En un determinado momento de la narración, Murakami introduce el
suspense, ese gancho destinado a agarrar al lector hasta el final del libro. No
me parece ilegítimo que un novelista lo use. Pero sí creo que debe quedar
debidamente justificado. Y en este caso, creo que no es así. Veamos. Gira en
torno a dos acontecimientos. El primero es el motivo por el que Myû no puede
mantener relaciones íntimas. Le sucede desde “aquello” que pasó. Lo que pasó
queda en el más absoluto misterio casi hasta el final. Y la explicación es
floja, difícilmente creíble. El segundo, aún más intrigante, es la misteriosa
desaparición de Sumire en una isla griega. Esta desaparición, cuya clave
aguarda ansioso el lector, queda sin resolver. Sólo al final, en las tres
últimas páginas, una llamada telefónica que recibe el personaje narrador nos
informa de que Sumire sigue viva. ¿Realmente sigue viva?, ¿es una impostora la
que llama?, ¿se trata de un episodio alucinatorio del que relata? (teniendo en cuenta que otros episodios tienen todas las trazas de tratarse de alucinaciones).Y, suponiendo
que sea cierto que está viva, ¿dónde está?, ¿qué le ha ocurrido realmente?,
¿cuáles han sido sus experiencias en todo ese tiempo? Todo eso queda en el
aire. Murakami ofrece un final abierto o bien (da más impresión de esto) no
sabe cómo resolver el desenlace.
Algunos otros fallos menores se “cuelan” a lo largo del texto. Por
ejemplo, en la página 144 se dice: “Era poco probable que se hubiera llevado el
disquete consigo. El pijama no tenía bolsillos”. Quien dice esto es el
personaje narrador. Él no puede saber si el pijama tenía bolsillos o no, puesto
que en ningún momento, ni Sumire en las cartas que le dirige ni Myû cuando hace
alusión a esta, hacen una descripción de la prenda que incluya ese detalle.

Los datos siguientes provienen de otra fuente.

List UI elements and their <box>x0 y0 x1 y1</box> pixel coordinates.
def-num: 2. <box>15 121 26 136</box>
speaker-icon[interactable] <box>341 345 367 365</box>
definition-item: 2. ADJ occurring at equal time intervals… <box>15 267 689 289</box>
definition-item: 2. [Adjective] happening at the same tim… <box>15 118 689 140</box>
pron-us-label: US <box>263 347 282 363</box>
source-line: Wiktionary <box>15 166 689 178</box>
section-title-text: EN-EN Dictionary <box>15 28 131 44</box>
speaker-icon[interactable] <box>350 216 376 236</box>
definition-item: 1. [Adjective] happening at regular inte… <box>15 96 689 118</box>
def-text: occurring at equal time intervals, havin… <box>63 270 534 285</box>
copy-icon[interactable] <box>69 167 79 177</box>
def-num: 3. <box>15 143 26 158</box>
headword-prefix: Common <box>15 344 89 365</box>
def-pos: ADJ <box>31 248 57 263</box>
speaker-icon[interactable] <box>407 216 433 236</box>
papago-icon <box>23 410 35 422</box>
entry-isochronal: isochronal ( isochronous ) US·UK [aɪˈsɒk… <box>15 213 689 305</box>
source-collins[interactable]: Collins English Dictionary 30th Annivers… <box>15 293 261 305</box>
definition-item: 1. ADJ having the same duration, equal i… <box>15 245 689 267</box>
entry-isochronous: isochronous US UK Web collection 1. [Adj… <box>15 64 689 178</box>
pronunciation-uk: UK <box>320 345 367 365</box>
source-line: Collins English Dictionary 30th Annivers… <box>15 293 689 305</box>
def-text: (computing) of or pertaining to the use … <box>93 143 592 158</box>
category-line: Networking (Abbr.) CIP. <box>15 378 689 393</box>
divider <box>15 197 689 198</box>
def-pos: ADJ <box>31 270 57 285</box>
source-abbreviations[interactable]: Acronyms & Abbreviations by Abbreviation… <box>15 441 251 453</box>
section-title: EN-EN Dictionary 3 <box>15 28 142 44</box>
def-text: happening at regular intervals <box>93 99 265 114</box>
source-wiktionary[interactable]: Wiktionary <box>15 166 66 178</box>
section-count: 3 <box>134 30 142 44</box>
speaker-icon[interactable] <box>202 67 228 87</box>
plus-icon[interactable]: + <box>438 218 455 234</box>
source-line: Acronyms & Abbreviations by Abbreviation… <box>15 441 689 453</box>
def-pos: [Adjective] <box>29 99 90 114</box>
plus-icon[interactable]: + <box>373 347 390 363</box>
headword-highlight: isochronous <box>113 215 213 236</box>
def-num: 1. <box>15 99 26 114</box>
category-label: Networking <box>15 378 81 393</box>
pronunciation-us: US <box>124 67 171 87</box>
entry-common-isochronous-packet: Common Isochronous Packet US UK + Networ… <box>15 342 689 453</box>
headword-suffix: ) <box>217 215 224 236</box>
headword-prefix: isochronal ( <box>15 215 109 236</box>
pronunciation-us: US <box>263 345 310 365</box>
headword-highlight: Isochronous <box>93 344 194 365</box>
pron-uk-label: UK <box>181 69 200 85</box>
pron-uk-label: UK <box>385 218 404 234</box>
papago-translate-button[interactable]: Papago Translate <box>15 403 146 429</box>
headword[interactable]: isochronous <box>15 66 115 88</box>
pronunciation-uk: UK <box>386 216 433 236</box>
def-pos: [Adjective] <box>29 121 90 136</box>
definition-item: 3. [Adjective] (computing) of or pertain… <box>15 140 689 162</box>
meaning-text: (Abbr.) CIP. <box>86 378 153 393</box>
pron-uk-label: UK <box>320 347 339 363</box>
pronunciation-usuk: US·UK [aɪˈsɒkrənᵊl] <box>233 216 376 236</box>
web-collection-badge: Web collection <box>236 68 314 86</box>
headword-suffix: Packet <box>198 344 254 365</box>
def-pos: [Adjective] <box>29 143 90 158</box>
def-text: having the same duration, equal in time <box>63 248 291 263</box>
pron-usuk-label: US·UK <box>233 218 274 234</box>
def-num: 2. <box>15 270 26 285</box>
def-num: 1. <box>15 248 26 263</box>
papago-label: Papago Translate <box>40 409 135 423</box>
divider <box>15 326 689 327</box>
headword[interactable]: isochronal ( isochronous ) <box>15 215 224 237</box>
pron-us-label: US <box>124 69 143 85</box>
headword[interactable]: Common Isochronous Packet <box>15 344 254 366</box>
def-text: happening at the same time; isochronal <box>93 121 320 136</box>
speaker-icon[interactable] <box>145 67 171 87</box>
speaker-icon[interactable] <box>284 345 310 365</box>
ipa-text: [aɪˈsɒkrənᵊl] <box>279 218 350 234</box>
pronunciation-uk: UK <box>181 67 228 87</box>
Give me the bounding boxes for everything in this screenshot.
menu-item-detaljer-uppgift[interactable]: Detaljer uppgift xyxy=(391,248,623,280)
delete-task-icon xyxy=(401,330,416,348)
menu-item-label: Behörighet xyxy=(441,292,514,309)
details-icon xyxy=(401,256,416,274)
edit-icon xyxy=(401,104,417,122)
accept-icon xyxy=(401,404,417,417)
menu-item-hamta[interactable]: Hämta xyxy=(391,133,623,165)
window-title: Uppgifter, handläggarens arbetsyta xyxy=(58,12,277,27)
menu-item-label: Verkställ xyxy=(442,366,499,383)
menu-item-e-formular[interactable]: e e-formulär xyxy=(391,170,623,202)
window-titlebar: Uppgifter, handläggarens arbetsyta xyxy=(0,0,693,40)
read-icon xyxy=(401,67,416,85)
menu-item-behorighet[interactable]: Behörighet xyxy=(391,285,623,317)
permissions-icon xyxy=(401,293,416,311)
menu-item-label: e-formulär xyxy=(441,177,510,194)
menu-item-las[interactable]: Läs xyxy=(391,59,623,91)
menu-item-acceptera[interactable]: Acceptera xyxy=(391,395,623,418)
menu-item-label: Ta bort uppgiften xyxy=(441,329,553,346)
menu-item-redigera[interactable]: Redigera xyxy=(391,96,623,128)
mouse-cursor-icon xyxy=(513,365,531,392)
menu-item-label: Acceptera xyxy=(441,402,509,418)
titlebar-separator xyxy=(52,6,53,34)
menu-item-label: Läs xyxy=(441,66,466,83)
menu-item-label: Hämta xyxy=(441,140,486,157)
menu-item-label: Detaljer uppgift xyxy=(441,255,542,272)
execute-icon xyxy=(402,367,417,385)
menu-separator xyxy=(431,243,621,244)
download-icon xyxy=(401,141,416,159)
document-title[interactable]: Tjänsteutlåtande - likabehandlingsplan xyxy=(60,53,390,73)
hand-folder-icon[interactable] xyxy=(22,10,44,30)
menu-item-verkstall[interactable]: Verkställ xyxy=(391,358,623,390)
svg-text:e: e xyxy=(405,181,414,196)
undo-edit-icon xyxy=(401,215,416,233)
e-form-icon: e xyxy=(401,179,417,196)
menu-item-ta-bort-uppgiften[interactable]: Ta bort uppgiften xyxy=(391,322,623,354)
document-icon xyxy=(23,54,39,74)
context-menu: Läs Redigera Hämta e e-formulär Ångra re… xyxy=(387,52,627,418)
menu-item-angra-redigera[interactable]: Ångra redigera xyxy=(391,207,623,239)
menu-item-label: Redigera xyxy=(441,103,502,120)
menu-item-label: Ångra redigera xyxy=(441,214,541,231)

Sólo en una historia contada por un narrador omnisciente se permitiría esto. Y
no es el caso. O bien, en la página 238, dónde se describe así el momento de un
amanecer: “El cielo se vuelve blanco, las nubes corren, los pájaros cantan, se
levanta un nuevo día para apropiarse de las conciencias de todos los que
habitan este planeta”. Eso “no puede ser y además es imposible”, como diría el
Guerra, puesto que cuando en Grecia es de día, en América, por ejemplo, es de
noche. Cierto que puede atribuirse a una forma de hablar ligera y poco
reflexiva por parte del personaje-narrador, aunque impropia, ¿o no?, de un profesor. Él
es profesor. Siendo benévolos, podemos considerarlo una licencia
literaria.
De todas formas, y a pesar de estos defectos, es innegable el
oficio de Murakami y la lectura de “Sputnik, mi amor” puede considerarse
aconsejable. Yo, por mi parte, continuaré leyendo su obra.